Mark Burnett, creator of Survivor and The Apprentice was such a big deal in this era that he published a book and could get booked on major talk shows. This interview is fascinating, since Trump of course comes up, and their discussion foreshadows the dueling perspectives on that man that would tear this country into pieces. Conan's contempt for the man is obvious, but Burnett describes him as a "blue-collar hero."

This also marks an interesting point in Burnett's career. After The Apprentice, people thought he has the Midas touch. His next big project was the boxing reality show The Contender. He seems to regard it as some kind of prestige play. Apparently Stallone told him he cut Rocky from Adrian's point of view, so Burnett cut the contender from the point of view of the contestants' wives and mothers. But maybe he's just trying to convince people that the boxing series can be for girls, and thus get higher ratings. The Contender did not do well, and though Mark Burnett had other successes (Shark Tank, The Voice), the zeitgeist had moved past him by this point.

What Else Was On

Lesbians were all over February sweeps this year: there was an excellent article on the phenomenon by NYT critic Virginia Heffernan, and Conan O'Brien even made a joke about it this week. There were of course sapphic storylines on scripted shows including The OC and One Tree Hill.

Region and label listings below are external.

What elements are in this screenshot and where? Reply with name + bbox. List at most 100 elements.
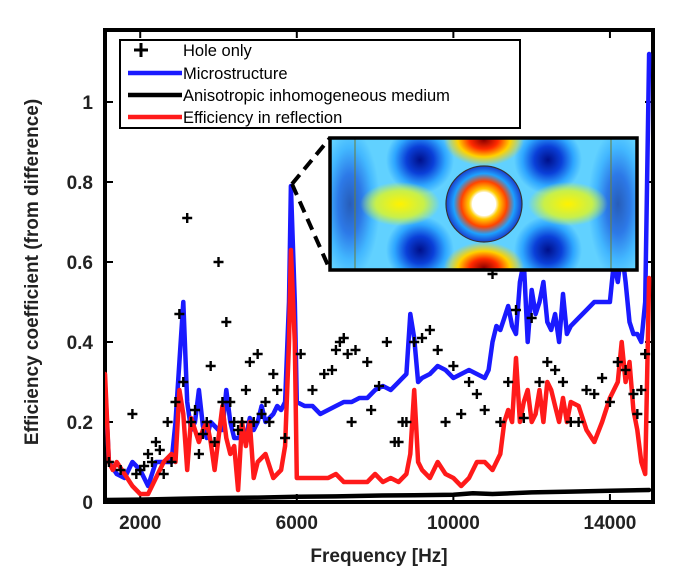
y-tick-label: 0 [82, 493, 93, 514]
data-point-hole-only [154, 445, 165, 455]
data-point-hole-only [456, 409, 467, 419]
data-point-hole-only [636, 385, 647, 395]
data-point-hole-only [495, 417, 506, 427]
inset-connector-bottom [290, 183, 332, 271]
data-point-hole-only [620, 365, 631, 375]
data-point-hole-only [158, 469, 169, 479]
data-point-hole-only [127, 409, 138, 419]
series-line-anisotropic-inhomogeneous-medium [105, 487, 652, 502]
data-point-hole-only [197, 429, 208, 439]
data-point-hole-only [248, 417, 259, 427]
y-tick-label: 0.8 [67, 173, 93, 194]
data-point-hole-only [471, 389, 482, 399]
data-point-hole-only [432, 345, 443, 355]
x-tick-label: 10000 [427, 513, 480, 534]
data-point-hole-only [409, 337, 420, 347]
data-point-hole-only [178, 377, 189, 387]
data-point-hole-only [105, 457, 114, 467]
data-point-hole-only [424, 325, 435, 335]
data-point-hole-only [440, 417, 451, 427]
legend: Hole only Microstructure Anisotropic inh… [119, 39, 521, 129]
data-point-hole-only [511, 305, 521, 315]
inset-field-map [290, 136, 639, 272]
data-point-hole-only [526, 313, 537, 323]
data-point-hole-only [330, 345, 341, 355]
data-point-hole-only [338, 333, 349, 343]
data-point-hole-only [393, 437, 404, 447]
data-point-hole-only [342, 349, 353, 359]
data-point-hole-only [174, 309, 185, 319]
legend-label-hole-only: Hole only [183, 42, 253, 60]
data-point-hole-only [518, 413, 529, 423]
data-point-hole-only [244, 357, 255, 367]
data-point-hole-only [264, 417, 275, 427]
data-point-hole-only [225, 397, 236, 407]
data-point-hole-only [550, 365, 561, 375]
series-line-efficiency-in-reflection [105, 247, 652, 497]
data-point-hole-only [589, 389, 600, 399]
data-point-hole-only [233, 425, 244, 435]
data-point-hole-only [503, 377, 514, 387]
data-point-hole-only [182, 213, 193, 223]
legend-label-reflection: Efficiency in reflection [183, 109, 342, 127]
data-point-hole-only [581, 385, 592, 395]
data-point-hole-only [256, 409, 267, 419]
legend-item-reflection: Efficiency in reflection [128, 109, 342, 127]
data-point-hole-only [139, 461, 150, 471]
x-tick-label: 6000 [276, 513, 318, 534]
data-point-hole-only [240, 385, 251, 395]
data-point-hole-only [319, 369, 330, 379]
data-point-hole-only [464, 377, 475, 387]
data-point-hole-only [186, 417, 197, 427]
data-point-hole-only [162, 417, 173, 427]
data-point-hole-only [260, 397, 271, 407]
legend-label-anisotropic: Anisotropic inhomogeneous medium [183, 87, 450, 105]
data-point-hole-only [295, 349, 306, 359]
inset-connector-top [290, 136, 332, 186]
legend-box [119, 39, 521, 129]
data-point-hole-only [573, 417, 584, 427]
data-point-hole-only [205, 361, 216, 371]
data-point-hole-only [252, 349, 263, 359]
data-point-hole-only [374, 381, 384, 391]
data-point-hole-only [534, 377, 545, 387]
data-point-hole-only [557, 377, 568, 387]
inset-frame [328, 136, 639, 272]
y-tick-label: 1 [82, 93, 93, 114]
data-point-hole-only [401, 417, 412, 427]
data-point-hole-only [193, 449, 204, 459]
data-point-hole-only [146, 457, 157, 467]
data-point-hole-only [209, 437, 220, 447]
y-axis-label: Efficiency coefficient (from difference) [22, 99, 43, 445]
data-point-hole-only [280, 433, 291, 443]
data-point-hole-only [150, 437, 161, 447]
data-point-hole-only [640, 349, 651, 359]
x-tick-label: 14000 [584, 513, 637, 534]
data-point-hole-only [221, 317, 232, 327]
data-point-hole-only [448, 361, 459, 371]
data-point-hole-only [115, 465, 126, 475]
data-point-hole-only [268, 369, 279, 379]
data-point-hole-only [350, 345, 361, 355]
data-point-hole-only [346, 417, 357, 427]
data-point-hole-only [612, 357, 623, 367]
data-point-hole-only [201, 417, 212, 427]
data-point-hole-only [307, 385, 318, 395]
data-point-hole-only [604, 397, 615, 407]
data-point-hole-only [237, 417, 247, 427]
data-point-hole-only [213, 257, 224, 267]
data-point-hole-only [542, 357, 553, 367]
axes-frame [103, 28, 655, 504]
data-point-hole-only [166, 457, 177, 467]
y-tick-label: 0.6 [67, 253, 93, 274]
data-point-hole-only [170, 397, 181, 407]
legend-label-microstructure: Microstructure [183, 65, 288, 83]
data-point-hole-only [479, 405, 490, 415]
x-tick-label: 2000 [119, 513, 161, 534]
y-tick-label: 0.4 [67, 333, 94, 354]
data-point-hole-only [143, 449, 154, 459]
x-axis-label: Frequency [Hz] [310, 546, 447, 567]
data-point-hole-only [628, 389, 639, 399]
legend-item-microstructure: Microstructure [128, 65, 288, 83]
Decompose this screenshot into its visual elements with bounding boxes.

But lesbians were also on reality TV! Case in point: on tonight's Wife Swap, a conservative Christian Black woman and a White lesbian swapped lives. This did not lead to tolerance. Walking a mile in a queer woman's shoes did not inspire tolerance. At the end of the week, the Conservative woman declared that the lesbian and her "lifestyle" were "depraved." This episode actually got some praise at the time, in the aforementioned NYT article and in Entertainment Weekly: people were happy to see homophobia in the clear light of day. Homophobia was too often ignored. Portraying homophobia meant making people "look bad" and it also meant acknowledging the existence of queer people at all, and networks were usually content to ignore the issue altogether. This episode of Wife Swap counted as a breath of fresh air.

(In other news this week, PBS pulled an episode of the Arthur spinoff Postcards from Buster featuring lesbian moms after Secretary of Education Margaret Spellings complained. Stay tuned for more on that story).

TiVo Status

The Masterpiece Theater miniseries He Knew He Was Right and The Lost Prince, and the Frontline documentary House of Saud. 7 hours total.